Male brains were found to be “more susceptible to environmental influences,” according to the study published in the journal Developmental Cognitive Neuroscience, the Daily Mail of London reported.
Brain scans of 118 fetuses in the second half of pregnancy were analyzed for links between gender and the connectivity of a developing brain.
The differences are biological, said Professor Moriah Thomason of New York University.
One of the main differences was in connectivity across distant areas of the brain.
Female brains growing in the uterus produced “long-range” networks.

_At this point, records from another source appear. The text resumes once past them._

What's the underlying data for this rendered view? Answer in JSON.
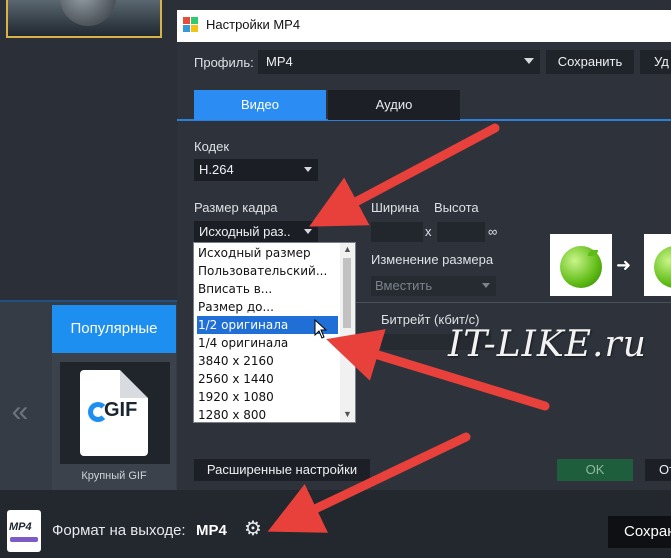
{
  "dialog": {
    "title": "Настройки MP4",
    "profile_label": "Профиль:",
    "profile_value": "MP4",
    "save_label": "Сохранить",
    "delete_label": "Уд"
  },
  "tabs": [
    {
      "label": "Видео",
      "active": true
    },
    {
      "label": "Аудио",
      "active": false
    }
  ],
  "codec": {
    "label": "Кодек",
    "value": "H.264"
  },
  "frame_size": {
    "label": "Размер кадра",
    "value": "Исходный раз..",
    "options": [
      "Исходный размер",
      "Пользовательский...",
      "Вписать в...",
      "Размер до...",
      "1/2 оригинала",
      "1/4 оригинала",
      "3840 x 2160",
      "2560 x 1440",
      "1920 x 1080",
      "1280 x 800"
    ],
    "selected_index": 4
  },
  "dimensions": {
    "width_label": "Ширина",
    "height_label": "Высота",
    "separator": "x"
  },
  "resize": {
    "label": "Изменение размера",
    "value": "Вместить"
  },
  "bitrate": {
    "label": "Битрейт (кбит/с)"
  },
  "footer": {
    "advanced_label": "Расширенные настройки",
    "ok_label": "OK",
    "cancel_label": "От"
  },
  "background_app": {
    "popular_tab": "Популярные",
    "gif_card_label": "Крупный GIF",
    "gif_icon_text": "GIF",
    "nav_prev": "«",
    "output_label": "Формат на выходе:",
    "output_value": "MP4",
    "save_main": "Сохран",
    "mp4_icon_text": "MP4"
  },
  "watermark": "IT-LIKE.ru",
  "colors": {
    "accent": "#2b8df4",
    "annotation_arrow": "#e8403a",
    "selected_item": "#1f6fd6"
  }
}
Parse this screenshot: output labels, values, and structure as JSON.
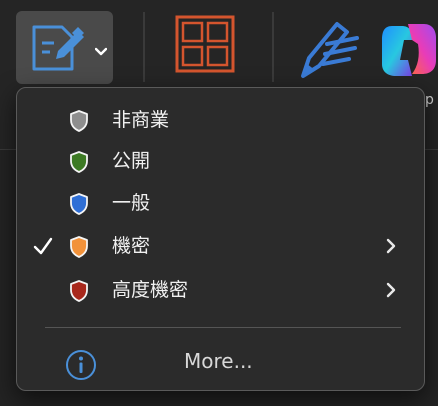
{
  "toolbar": {
    "partial_text": "p"
  },
  "menu": {
    "items": [
      {
        "label": "非商業",
        "shield_color": "#8e8e8e",
        "checked": false,
        "has_submenu": false
      },
      {
        "label": "公開",
        "shield_color": "#3d7a24",
        "checked": false,
        "has_submenu": false
      },
      {
        "label": "一般",
        "shield_color": "#2f6fd6",
        "checked": false,
        "has_submenu": false
      },
      {
        "label": "機密",
        "shield_color": "#f2923a",
        "checked": true,
        "has_submenu": true
      },
      {
        "label": "高度機密",
        "shield_color": "#a8281c",
        "checked": false,
        "has_submenu": true
      }
    ],
    "more_label": "More..."
  },
  "icons": {
    "toolbar_button": "sensitivity-document-icon",
    "dropdown": "chevron-down-icon",
    "grid": "grid-layout-icon",
    "pen": "pen-icon",
    "copilot": "copilot-icon",
    "check": "checkmark-icon",
    "shield": "shield-icon",
    "submenu": "chevron-right-icon",
    "info": "info-icon"
  },
  "colors": {
    "accent_blue": "#4a90d9",
    "grid_orange": "#d4552e"
  }
}
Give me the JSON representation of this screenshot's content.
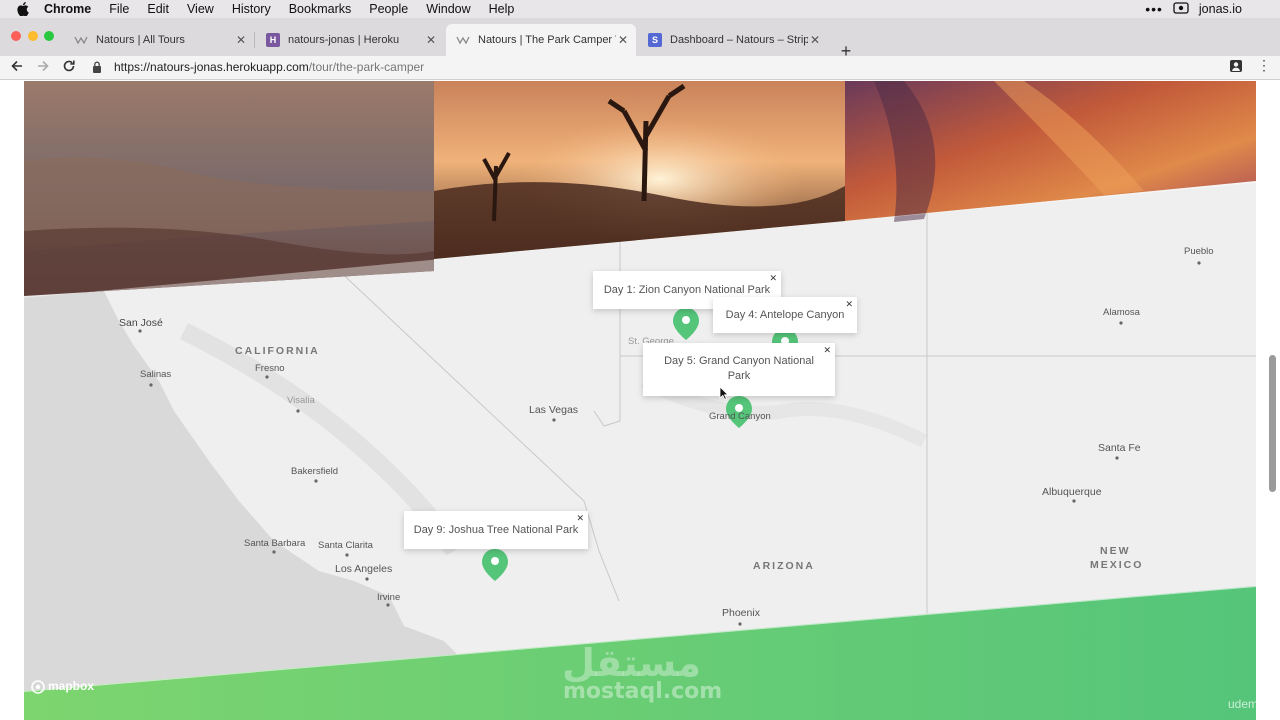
{
  "menubar": {
    "app": "Chrome",
    "items": [
      "File",
      "Edit",
      "View",
      "History",
      "Bookmarks",
      "People",
      "Window",
      "Help"
    ],
    "right_label": "jonas.io"
  },
  "tabs": [
    {
      "title": "Natours | All Tours",
      "favicon": "natours-logo-icon",
      "active": false
    },
    {
      "title": "natours-jonas | Heroku",
      "favicon": "heroku-icon",
      "active": false
    },
    {
      "title": "Natours | The Park Camper Tour",
      "favicon": "natours-logo-icon",
      "active": true
    },
    {
      "title": "Dashboard – Natours – Stripe",
      "favicon": "stripe-icon",
      "active": false
    }
  ],
  "address": {
    "host": "https://natours-jonas.herokuapp.com",
    "path": "/tour/the-park-camper"
  },
  "map": {
    "popups": [
      {
        "label": "Day 1: Zion Canyon National Park"
      },
      {
        "label": "Day 4: Antelope Canyon"
      },
      {
        "label": "Day 5: Grand Canyon National Park"
      },
      {
        "label": "Day 9: Joshua Tree National Park"
      }
    ],
    "cities": [
      "San José",
      "Salinas",
      "Fresno",
      "Visalia",
      "Bakersfield",
      "Santa Barbara",
      "Santa Clarita",
      "Los Angeles",
      "Irvine",
      "Las Vegas",
      "Phoenix",
      "Pueblo",
      "Alamosa",
      "Santa Fe",
      "Albuquerque",
      "Grand Canyon",
      "St. George"
    ],
    "states": [
      "CALIFORNIA",
      "ARIZONA",
      "NEW",
      "MEXICO"
    ],
    "attribution": "mapbox",
    "marker_color": "#55c57a"
  },
  "watermark": {
    "arabic": "مستقل",
    "latin": "mostaql.com",
    "corner": "udemy"
  },
  "colors": {
    "green": "#55c57a",
    "green_light": "#7dd56f"
  }
}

This was less true of boys, she said, meaning they were “more susceptible to environmental influences.”
The Daily Mail quoted a scholar who contested the findings, Gina Rippon, author of “The Gendered Brain.”

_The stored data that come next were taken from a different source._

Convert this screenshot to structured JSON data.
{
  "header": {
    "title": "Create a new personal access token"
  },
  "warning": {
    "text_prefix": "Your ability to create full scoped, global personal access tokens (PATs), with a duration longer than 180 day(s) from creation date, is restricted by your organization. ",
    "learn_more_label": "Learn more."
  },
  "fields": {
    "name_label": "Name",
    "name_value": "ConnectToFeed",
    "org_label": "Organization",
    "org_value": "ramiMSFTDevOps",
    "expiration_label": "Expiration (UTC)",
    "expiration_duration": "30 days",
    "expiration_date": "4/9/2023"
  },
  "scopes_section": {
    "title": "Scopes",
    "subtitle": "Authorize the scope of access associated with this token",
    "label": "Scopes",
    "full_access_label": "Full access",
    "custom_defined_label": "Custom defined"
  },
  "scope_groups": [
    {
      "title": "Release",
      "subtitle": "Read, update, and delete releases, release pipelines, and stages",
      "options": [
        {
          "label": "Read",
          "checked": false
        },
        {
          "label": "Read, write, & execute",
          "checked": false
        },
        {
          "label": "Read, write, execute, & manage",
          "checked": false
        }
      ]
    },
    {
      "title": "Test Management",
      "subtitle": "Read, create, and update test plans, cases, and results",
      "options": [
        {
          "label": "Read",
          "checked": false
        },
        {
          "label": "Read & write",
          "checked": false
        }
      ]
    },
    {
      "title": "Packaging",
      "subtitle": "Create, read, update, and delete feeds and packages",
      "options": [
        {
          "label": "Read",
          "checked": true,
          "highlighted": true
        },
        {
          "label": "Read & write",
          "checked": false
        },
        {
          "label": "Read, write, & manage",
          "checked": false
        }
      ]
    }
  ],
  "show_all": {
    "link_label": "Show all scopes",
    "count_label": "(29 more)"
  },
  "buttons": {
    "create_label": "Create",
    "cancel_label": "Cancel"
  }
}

She assserted that “in pursuit of a hunt-the-difference agenda,” the study’s researchers “drew unfounded conclusions.”
Critics of Rippon’s book, however, argue her case is based on an extremist position that denies biology has any role in shaping the differences in the male and female brains.
Simon Baron-Cohen, professor of developmental psychopathology at the University of Cambridge, wrote in a column for the Times of London that “most biologists and neuroscientists agree that prenatal biology and culture combine to explain average sex differences in the brain.”
Rippon is a professor of cognitive neuroimaging at the Aston Brain Centre at Aston University in Birmingham, Birmingham, England.j
WND reported in September a professor in Sweden was accused of bigotry by students for citing empirical research showing differences between men and women that are “biologically founded.”
A complainant filed with the university argued the professors statements were at odds with the Swedish “value base” that requires all schools uphold the values of egalitarianism and equality of the sexes.